Nun ist in den letzten Jahrzehnten vor allem durch das Studium früher Entwicklungsprozesse in der Psychoanalyse der Begriff der projektiven Identifizierung eingeführt worden, der sich zum Verständnis schwerer seelischer Pathologien als fruchtbar erwiesen hat und der auch für die Phänomene, die wir hier untersuchen, von Bedeutung ist. Man bezeichnet damit einen Fantasievorgang, bei dem unerwünschte oder unerträgliche Vorstellungen aus dem eigenen Selbstbild ausgestoßen und in das Objekt als Gegenüber hineinverlagert werden, das damit identifiziert wird. Der unerwünschte Teil wird dann im anderen beobachtet und kontrolliert. Das Subjekt fühlt sich dadurch erleichtert, ist aber auch um diesen Selbstanteil verarmt. Das Objekt dieses Vorganges kann diesen ihm fremden Teil nicht assimilieren und erlebt ihn wie einen Fremdkörper. Dieser ausstoßende und zugleich intrusive Vorgang ist in unterschiedlichem Ausmaß von Aggression und Gewalt geprägt. Vor dem Hintergrund dieser Identifizierungskonzepte möchte ich nun die transgenerationellen Prozesse bei der Bewältigung der Folgen von kollektiven Katastrophen in einigen Punkten beschreiben.
1. Die Identifizierung findet nicht mit der Person oder den Eigenschaften von Vater oder Mutter alleine statt, sondern auch mit deren Lebensgeschichte, insbesondere dem Teil, der vor der Lebenszeit der Kinder liegt. Aufgrund der psychoanalytischen Untersuchung ... spricht Judith Kestenberg von „Transposition“ (1989), einer unbewussten identifikatorischen Teilhabe an der vergangenen traumatischen Lebenszeit der Eltern. Faimberg (1986) kennzeichnet diesen Identifizierungstypus als „télescopage“ (Telescoping), als ein Ineinanderrücken von drei Generationen.
2. Wie Ilany Kogan (1995) in ihren Fallgeschichten zeigt, sind es oft totale Identifizierungen mit dem Elternteil, die das Kind vornimmt, die ihm aber auch von Seiten der Eltern aufgezwungen werden, wenn sie das Kind zur Regulierung ihres prekären narzisstischen Gleichgewichts benötigen.
Volkan et al. (2002) sprechen hier von einer „deponierten Repräsentanz“, die vom Elternteil in die Selbstrepräsentanz des Kindes ausgestoßen wird, dessen inneres Repräsentanzensystem damit zu einem Reservoir für die unerwünschten Anteile von Vater oder Mutter wird.
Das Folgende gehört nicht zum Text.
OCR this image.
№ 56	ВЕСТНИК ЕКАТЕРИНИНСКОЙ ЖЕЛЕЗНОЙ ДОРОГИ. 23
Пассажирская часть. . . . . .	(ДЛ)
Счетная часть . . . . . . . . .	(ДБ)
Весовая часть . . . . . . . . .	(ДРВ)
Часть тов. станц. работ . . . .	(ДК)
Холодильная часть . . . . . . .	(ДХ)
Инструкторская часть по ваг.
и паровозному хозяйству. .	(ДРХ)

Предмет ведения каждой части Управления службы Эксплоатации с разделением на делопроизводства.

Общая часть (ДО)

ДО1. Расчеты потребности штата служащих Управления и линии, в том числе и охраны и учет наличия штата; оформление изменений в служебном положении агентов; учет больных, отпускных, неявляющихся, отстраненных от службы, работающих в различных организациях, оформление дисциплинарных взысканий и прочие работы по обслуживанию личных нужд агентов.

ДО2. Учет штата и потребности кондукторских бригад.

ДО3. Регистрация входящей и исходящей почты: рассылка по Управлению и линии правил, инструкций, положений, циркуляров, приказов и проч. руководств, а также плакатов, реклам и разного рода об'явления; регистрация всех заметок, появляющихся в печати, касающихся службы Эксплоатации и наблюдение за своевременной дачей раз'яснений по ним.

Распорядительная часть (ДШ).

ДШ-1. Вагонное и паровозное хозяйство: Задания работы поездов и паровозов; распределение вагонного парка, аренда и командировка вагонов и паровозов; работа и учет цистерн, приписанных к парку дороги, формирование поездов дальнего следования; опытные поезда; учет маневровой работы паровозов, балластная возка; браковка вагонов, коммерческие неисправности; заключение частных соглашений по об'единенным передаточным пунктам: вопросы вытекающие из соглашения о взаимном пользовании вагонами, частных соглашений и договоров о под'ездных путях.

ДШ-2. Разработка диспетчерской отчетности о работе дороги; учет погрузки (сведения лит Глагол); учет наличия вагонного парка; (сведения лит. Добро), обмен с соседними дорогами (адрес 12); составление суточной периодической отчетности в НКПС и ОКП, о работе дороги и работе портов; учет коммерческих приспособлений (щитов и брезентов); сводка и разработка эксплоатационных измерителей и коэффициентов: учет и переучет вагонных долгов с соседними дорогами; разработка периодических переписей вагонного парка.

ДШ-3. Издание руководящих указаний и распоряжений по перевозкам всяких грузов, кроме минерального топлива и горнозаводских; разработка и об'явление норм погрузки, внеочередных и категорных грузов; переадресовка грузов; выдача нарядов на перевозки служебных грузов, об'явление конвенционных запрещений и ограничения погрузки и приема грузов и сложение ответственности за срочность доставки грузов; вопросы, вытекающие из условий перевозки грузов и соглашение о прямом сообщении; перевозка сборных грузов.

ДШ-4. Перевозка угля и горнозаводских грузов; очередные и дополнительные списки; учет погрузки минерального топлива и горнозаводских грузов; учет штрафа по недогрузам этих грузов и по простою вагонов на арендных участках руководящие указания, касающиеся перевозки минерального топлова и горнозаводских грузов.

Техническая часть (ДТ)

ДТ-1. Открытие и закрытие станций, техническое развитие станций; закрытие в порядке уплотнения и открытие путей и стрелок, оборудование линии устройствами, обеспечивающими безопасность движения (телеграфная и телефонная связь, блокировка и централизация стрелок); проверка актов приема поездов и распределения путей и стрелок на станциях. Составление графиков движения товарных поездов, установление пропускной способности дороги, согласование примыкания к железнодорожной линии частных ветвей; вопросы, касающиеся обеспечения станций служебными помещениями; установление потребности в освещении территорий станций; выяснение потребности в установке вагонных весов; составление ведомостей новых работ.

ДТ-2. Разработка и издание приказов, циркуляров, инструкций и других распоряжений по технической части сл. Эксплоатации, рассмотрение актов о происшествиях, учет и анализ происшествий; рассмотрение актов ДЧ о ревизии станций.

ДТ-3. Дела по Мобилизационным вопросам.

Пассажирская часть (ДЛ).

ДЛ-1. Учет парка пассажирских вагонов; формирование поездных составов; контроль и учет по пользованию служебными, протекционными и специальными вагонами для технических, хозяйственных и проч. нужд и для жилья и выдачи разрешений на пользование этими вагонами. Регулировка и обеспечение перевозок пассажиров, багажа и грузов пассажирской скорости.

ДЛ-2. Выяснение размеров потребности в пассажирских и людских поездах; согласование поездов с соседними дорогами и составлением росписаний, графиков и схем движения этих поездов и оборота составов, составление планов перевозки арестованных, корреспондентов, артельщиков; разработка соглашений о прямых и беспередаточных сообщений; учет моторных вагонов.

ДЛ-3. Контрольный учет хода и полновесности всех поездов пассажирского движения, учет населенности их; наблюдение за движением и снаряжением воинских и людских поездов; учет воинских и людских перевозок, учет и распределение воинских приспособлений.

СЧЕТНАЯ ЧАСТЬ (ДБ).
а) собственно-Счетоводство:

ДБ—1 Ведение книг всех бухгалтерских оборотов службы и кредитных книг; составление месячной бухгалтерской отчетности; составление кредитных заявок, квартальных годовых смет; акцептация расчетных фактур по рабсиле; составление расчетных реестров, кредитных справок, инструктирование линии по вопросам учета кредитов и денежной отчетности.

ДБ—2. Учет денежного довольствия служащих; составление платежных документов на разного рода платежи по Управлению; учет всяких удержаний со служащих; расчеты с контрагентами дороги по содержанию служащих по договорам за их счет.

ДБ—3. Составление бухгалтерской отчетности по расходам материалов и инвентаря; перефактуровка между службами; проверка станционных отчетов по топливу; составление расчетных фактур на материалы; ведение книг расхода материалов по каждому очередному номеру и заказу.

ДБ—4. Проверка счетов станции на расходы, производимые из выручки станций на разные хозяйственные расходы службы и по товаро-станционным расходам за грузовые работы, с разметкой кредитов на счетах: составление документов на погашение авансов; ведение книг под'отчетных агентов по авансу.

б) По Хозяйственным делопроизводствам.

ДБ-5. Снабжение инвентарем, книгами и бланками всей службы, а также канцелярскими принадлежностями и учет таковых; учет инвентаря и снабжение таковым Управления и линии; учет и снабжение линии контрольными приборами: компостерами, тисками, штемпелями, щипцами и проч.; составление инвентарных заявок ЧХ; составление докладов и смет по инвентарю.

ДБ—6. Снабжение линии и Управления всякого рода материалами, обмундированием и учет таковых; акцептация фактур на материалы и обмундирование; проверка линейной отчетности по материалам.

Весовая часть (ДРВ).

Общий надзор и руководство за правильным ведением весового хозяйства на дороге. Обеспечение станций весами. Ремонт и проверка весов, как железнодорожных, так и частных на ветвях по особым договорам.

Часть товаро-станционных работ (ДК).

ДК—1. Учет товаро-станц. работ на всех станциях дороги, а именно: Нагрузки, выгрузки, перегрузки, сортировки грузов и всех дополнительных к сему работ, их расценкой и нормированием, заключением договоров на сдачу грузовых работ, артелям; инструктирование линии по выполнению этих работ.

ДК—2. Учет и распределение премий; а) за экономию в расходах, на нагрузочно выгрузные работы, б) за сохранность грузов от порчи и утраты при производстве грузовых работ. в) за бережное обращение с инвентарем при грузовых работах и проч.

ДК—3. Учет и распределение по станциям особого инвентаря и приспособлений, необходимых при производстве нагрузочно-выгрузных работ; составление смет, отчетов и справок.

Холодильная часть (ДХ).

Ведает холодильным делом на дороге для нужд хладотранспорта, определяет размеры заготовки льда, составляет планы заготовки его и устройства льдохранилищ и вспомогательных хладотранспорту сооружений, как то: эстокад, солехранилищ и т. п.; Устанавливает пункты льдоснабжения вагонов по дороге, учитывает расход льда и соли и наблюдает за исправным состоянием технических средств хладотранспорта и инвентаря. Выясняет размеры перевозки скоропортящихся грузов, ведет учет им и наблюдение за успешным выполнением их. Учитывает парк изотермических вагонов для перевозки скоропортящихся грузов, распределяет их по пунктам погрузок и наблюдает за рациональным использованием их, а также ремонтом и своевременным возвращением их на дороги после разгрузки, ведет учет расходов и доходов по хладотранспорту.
Indem die Geschichte eines anderen in das Kind hinein projiziert wird und es sich damit identifiziert, erlebt es in einem Teil seines Selbst ein Gefühl der Entfremdung. Diese Identifizierungen können nicht ins Selbst assimiliert werden, sondern bilden einen Fremdkörper. Abraham und Torok sprechen von „endokryptischer Identifizierung“ (1979).
3. Es handelt sich um eine unbewusste Identifizierung, die aber nicht einer Verdrängungsleistung entstammt, sondern durch direkte Einfühlung in den unbewussten, verschwiegenen oder totgesagten Inhalt eines elterlichen Objekts entstanden ist. Man kann es als Geheimnis oder als „Phantom“ (Abraham 1991) bezeichnen, das sich im dynamischen Unbewussten des Kindes eingenistet hat. Eigene Gefühle und eigenes Verhalten, die dynamisch damit zusammenhängen, entpuppen sich als entlehnt und gehören eigentlich der Geschichte der Eltern an.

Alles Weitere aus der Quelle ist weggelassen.